Similarly, the designation masochism comprises all passive attitudes to the sexual life and to the sexual object; in its most extreme form the gratification is connected with suffering of physical or mental pain at the hands of the sexual object. Masochism as a perversion seems further removed from the normal sexual goal than its opposite. It may even ne doubted whether it ever is primary and whether it does not more often originate through transformation from sadism. Later reflections which can be supported by definite evidence concerning the structure that masochism is nothing but a continuation of sadism directed against one’s own person in which the latter at first takes the place of the sexual object. Clinical analysis of extreme cases of masochistic perversion show that there is a cooperation of a large series of factors which exaggerate and fix the original passive sexual attitude (castration complex, guilt). Castration anxiety is the fear of emasculation in both the literal and metaphorical sense. The fear of castration is an integral part of our psychosexual development. The castration complex is closely associated with the reaction to the threats against the child aimed at putting a stop to his early sexual activities attributed to his father.  

A father encourages his virgin son to life and engage in sexual activity, but when he brings a young lady to the house, the father discourages any sexual activity. As the young man gets to know the girl, he sees she has a drug addiction and saved her from an abusive relationship. He then takes her to a party, where he leaves her with his sister, who allows her to drink, not knowing she has a drug problem, then the young lady meets an older man and goes back to his apartment, and they have the sex and she overdoses on cocaine. The young man gets jumped at the supermarket for defending her honor, the young lady is sent to rehab. Everyone is afraid that the young man is suicidal, and when they cannot find him the next morning, the family is afraid.
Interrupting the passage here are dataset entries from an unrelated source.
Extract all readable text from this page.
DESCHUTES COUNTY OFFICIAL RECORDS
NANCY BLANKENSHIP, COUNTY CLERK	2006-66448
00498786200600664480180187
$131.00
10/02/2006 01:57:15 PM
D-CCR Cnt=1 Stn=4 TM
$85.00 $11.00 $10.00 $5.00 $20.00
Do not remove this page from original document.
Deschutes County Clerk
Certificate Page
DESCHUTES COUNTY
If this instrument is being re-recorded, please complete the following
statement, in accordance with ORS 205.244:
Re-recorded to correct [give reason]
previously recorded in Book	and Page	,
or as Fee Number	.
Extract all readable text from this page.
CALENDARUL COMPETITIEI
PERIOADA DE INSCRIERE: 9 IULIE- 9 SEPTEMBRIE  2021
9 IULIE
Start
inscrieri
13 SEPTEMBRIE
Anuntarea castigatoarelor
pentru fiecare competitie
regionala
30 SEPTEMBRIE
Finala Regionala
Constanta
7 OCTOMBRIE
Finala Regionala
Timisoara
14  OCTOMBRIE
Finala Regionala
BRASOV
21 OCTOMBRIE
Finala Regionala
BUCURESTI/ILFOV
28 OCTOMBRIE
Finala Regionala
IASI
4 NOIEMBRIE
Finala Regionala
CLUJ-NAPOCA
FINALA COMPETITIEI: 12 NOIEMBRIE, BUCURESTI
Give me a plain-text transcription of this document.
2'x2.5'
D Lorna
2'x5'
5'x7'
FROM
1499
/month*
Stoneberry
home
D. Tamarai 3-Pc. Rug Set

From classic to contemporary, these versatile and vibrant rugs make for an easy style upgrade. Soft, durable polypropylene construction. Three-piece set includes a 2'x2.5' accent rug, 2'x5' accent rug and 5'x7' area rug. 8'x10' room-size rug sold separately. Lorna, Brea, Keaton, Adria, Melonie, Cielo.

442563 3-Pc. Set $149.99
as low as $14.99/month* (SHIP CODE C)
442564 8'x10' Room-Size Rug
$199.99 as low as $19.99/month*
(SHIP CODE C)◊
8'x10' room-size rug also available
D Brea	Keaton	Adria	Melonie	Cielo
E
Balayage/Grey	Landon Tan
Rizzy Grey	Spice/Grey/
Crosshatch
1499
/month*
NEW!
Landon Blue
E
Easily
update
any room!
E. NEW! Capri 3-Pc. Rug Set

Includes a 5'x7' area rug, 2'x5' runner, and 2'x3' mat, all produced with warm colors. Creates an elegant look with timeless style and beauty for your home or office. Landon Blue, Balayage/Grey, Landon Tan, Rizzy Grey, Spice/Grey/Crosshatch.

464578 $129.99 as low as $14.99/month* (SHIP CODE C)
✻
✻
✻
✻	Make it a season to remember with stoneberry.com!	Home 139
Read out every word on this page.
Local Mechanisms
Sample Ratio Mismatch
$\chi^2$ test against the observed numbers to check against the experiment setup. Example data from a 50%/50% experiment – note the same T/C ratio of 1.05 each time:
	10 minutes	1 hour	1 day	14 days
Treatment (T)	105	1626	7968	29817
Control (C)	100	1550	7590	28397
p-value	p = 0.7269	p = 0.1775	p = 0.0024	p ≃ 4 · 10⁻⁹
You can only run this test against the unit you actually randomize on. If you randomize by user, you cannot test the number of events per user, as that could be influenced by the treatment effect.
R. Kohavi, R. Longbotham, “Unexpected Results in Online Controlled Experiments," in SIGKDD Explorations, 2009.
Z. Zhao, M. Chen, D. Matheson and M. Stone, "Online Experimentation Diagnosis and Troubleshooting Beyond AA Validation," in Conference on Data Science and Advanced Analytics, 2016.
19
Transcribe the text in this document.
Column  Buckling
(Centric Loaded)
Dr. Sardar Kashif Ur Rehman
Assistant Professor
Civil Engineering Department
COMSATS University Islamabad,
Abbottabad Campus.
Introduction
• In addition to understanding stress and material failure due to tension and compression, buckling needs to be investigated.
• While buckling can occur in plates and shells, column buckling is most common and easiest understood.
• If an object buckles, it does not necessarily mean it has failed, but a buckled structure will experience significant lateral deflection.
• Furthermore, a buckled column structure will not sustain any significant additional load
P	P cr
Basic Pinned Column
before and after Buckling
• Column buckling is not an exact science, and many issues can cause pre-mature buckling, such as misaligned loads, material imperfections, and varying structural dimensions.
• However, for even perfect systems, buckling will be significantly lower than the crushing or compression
The young man is actually found sleeping in the closet, by his sister. This is symbolic of the young man with primitive desires, in coming face to face with the laws and conventions of society. The pain which is here overcome ranks with the loathing and shame which are the resistance opposed to the libido. The prohibitions against incest and murder will tend to align prohibition with castration (something that is sometimes reinforced by parents if they warn against masturbation by saying that the child will in some way be punished bodily by going blind). This is concept in defining the Law of the Father, which is a remnant of cannibalistic lust.